I had never tasted blood before that day and its metallic bittersweet twinge has never left me. I lay face down as our beige carpet changed to dark maroon in front of me. “Wait”, I said to myself as I choked in pain. Motionless, I stared at pieces of broken vase and coins scattered about. I felt blood drying into the cracks of my broken lips. “Wait. Stay down or you’ll again feel his ringed hand upon your face. Wait. Play dead or die.”
I do not have one good memory of my father. He spent most days drenched in scotch. Alcohol seeped from his pores and its effects masked whatever sense of a man he once was. What my mother ever saw in him, I will never know. She did her best to shield me as he attempted to beat life out of her. But ultimately cancer caused her demise when I was twelve. Even cancer-ridden and stripped of self-worth, she stood ready to protect me.
After mom’s death my father dove deeper into every bottle and basically ignored me. For two years he was lost in his inebriated world. Little did I know that as I grew more independent and defiant, so too did his disdain for me; and I no longer had mother to shield me.
He turned his ferociousness on me when I was fourteen. The physical abuse was almost tolerable in comparison to the beatings my mother endured. Verbally, he tried to break my spirit and squashed any attempt I made to find my own voice. As I began to see things as an adult it threatened him. His answer was to steal my innocence sexually, and that almost killed me. With every invasion, I retreated deeper into myself. I knew I had to leave before hatred consumed me.
It was Monday afternoon when a loud “CRASH!” shattered the silence in our house. My father was in his near comatose state in the living room. I heard him awake and slur, “What the hells goin’ on?” I ran to the living room and saw him stagger from his recliner toward the fireplace mantle, where my cat Rosie was perched. The shards of broken vase strewn around the hearth crunched under his oafish steps. “Get the hell off there!” he shouted. Rosie leapt to the end of the mantle and bumped a glass jar filled with coins. The jar exploded on the brick hearth and coins rolled across the living room. My dad charged at Rosie with his empty scotch bottle in hand.
Grasping the open end, he wound up and delivered a strike, landing the bottle squarely on Rosie’s left eye. Her mew faded quickly as she flew from the mantle. I shrieked in horror, “Noooo, Rosiiiiieee!” and rushed to help her. But he cut me off with a backhand to my right cheek. There was rage in his eyes.

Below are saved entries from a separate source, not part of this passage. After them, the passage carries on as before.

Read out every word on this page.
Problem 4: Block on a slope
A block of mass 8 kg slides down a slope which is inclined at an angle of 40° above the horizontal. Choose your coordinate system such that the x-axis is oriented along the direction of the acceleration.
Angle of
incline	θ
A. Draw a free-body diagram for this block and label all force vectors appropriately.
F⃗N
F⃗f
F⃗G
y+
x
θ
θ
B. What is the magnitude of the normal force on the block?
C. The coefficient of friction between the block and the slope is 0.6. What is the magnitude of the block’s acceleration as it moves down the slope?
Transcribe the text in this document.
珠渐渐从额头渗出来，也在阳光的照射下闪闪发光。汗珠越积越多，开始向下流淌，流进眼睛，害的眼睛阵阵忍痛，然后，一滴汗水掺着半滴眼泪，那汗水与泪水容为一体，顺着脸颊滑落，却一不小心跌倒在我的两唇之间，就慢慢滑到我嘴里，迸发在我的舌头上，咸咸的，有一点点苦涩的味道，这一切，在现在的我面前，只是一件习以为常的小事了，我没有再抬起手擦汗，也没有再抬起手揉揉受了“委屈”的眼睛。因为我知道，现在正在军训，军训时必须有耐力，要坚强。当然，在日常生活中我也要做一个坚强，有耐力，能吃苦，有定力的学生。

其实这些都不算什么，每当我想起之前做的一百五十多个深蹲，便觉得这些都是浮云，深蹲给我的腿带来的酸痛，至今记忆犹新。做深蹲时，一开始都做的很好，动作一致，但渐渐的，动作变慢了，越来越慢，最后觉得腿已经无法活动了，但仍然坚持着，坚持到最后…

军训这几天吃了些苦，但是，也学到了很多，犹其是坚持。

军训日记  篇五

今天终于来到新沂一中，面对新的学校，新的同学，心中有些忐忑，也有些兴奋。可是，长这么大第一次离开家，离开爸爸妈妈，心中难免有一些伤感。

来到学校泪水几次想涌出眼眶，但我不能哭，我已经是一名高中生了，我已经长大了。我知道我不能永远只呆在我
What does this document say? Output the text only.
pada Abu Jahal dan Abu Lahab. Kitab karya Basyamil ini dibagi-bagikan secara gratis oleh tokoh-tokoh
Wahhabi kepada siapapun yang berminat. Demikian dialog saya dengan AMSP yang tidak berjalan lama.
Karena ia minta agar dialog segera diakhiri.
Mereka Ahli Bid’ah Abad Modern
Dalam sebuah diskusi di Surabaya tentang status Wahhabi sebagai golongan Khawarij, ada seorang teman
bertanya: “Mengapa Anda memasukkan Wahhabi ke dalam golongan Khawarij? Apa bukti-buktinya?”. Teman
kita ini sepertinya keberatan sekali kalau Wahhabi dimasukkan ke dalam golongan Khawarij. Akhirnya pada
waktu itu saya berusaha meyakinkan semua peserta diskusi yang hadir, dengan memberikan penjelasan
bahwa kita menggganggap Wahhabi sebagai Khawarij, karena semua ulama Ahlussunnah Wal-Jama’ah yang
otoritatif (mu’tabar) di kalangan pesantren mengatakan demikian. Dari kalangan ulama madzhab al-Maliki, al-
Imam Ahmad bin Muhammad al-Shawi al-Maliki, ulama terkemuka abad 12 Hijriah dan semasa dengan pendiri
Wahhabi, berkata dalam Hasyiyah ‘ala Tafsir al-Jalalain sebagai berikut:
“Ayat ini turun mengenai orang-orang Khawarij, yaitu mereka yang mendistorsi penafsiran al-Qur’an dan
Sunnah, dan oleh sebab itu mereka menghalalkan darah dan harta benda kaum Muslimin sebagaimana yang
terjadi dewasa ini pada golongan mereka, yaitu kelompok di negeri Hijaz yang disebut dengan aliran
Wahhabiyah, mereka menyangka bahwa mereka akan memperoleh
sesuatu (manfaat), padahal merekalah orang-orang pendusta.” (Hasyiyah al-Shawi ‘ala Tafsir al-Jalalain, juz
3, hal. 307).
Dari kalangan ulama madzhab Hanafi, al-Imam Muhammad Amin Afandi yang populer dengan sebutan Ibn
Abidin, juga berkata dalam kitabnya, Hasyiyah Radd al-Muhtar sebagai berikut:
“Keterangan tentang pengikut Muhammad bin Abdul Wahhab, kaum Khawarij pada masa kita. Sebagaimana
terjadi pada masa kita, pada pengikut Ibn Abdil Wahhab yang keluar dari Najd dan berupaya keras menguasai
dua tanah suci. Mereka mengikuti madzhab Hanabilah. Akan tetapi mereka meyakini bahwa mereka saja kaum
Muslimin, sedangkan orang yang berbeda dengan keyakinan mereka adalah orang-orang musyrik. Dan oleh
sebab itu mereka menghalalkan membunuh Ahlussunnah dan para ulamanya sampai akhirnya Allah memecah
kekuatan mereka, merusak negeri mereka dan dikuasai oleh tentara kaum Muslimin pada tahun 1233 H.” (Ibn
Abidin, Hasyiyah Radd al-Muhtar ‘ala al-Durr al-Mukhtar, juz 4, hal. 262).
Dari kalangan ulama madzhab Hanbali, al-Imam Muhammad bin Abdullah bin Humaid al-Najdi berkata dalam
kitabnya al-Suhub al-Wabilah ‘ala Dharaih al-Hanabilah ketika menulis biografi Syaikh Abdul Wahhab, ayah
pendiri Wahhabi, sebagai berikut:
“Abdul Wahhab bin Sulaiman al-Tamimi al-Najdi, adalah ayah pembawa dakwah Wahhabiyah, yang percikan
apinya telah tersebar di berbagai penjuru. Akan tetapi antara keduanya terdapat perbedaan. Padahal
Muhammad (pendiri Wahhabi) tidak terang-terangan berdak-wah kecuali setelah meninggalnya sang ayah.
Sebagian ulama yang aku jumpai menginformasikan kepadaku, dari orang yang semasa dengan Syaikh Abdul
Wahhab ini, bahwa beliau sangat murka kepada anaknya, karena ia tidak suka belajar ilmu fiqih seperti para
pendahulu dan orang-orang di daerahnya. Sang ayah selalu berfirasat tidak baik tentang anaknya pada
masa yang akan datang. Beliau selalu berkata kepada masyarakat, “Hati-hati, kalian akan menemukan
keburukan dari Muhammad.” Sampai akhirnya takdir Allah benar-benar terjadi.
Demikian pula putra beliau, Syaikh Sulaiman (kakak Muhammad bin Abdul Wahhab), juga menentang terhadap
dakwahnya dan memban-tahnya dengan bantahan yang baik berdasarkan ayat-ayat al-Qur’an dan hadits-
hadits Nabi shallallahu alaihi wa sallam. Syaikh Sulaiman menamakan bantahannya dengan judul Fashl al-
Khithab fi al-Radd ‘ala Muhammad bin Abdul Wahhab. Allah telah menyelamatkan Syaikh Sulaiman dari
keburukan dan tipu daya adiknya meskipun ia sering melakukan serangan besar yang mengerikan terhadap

“I hate you!” I shouted. He hurled the bloodied bottle at me hitting me in the left shoulder. I winced and scream at him, “You bastard!” In a flash, he was on me with all his fury. His left hand throttled my throat and I reached and scratched his face. Backed off for only an instance, he erupted and lurched toward me with a clenched fist cocked back by his right ear. He swung at me with all his might. His fist made contact with my face, his two rings lacerated my lips and shattered three of my upper teeth. I landed hard upon the coffee table then rolled off ending face down on the carpet.
Time crept like the blood stain appearing before me. I dared not move. My only move was to wait. Wait for him to go back to his recliner. I was in pain, but for the first time I had clarity.
I waited. The fifteen minutes I lay there bleeding were my new beginning. And surprisingly, strength washed over me like a tsunami. Clarity came at high price, but I welcomed it. When he was out again I struggled to my feet and left. I took nothing and I walked until I could no more. Cold, bleeding and in pain, I collapsed outside a small flower shop.
Margaret worked one day a week pruning flowers. I was lucky this was her day. She found me unconscious and beckoned for help. Others came and helped transport me to the hospital. I spent eight days recouping with only this stranger Margaret by my side. I could barely speak but learned her name on day three. Oddly, she did not ask me mine or any question for that matter.
It wasn’t until my discharge that Margaret asked, “Where will you go?” I replied, “I don’t know, but I’m looking forward to it.” She smiled wryly as she handed me an envelope, hugged me and then exited without turning back. I cried.
I opened the envelope and found fifty pounds and the note: “I did not know your mother well, but always wanted to help and never mustered the strength. I believe in second chances and you should too.”
Margaret gave me my second chance. I wondered London streets homeless for two years searching for peace. My only friend – a stray kitten I affectionately named Maggie.
Eventually I found my peace, became a mother and wife of a loving gentle husband. I am seventy-three now, but in reality I am merely fifty-eight because life did not truly start for me until I walked out and left that monster in my wake. I waited. And my years of waiting gave me strength to wait when I needed it most.
I glance at the frail fifteen year old in this photo occasionally. It reminds me of Margaret and Maggie, and I smile. Something I could not do back then. I got my second chance and luckily, I have never had to choke on that metallic bittersweet taste again.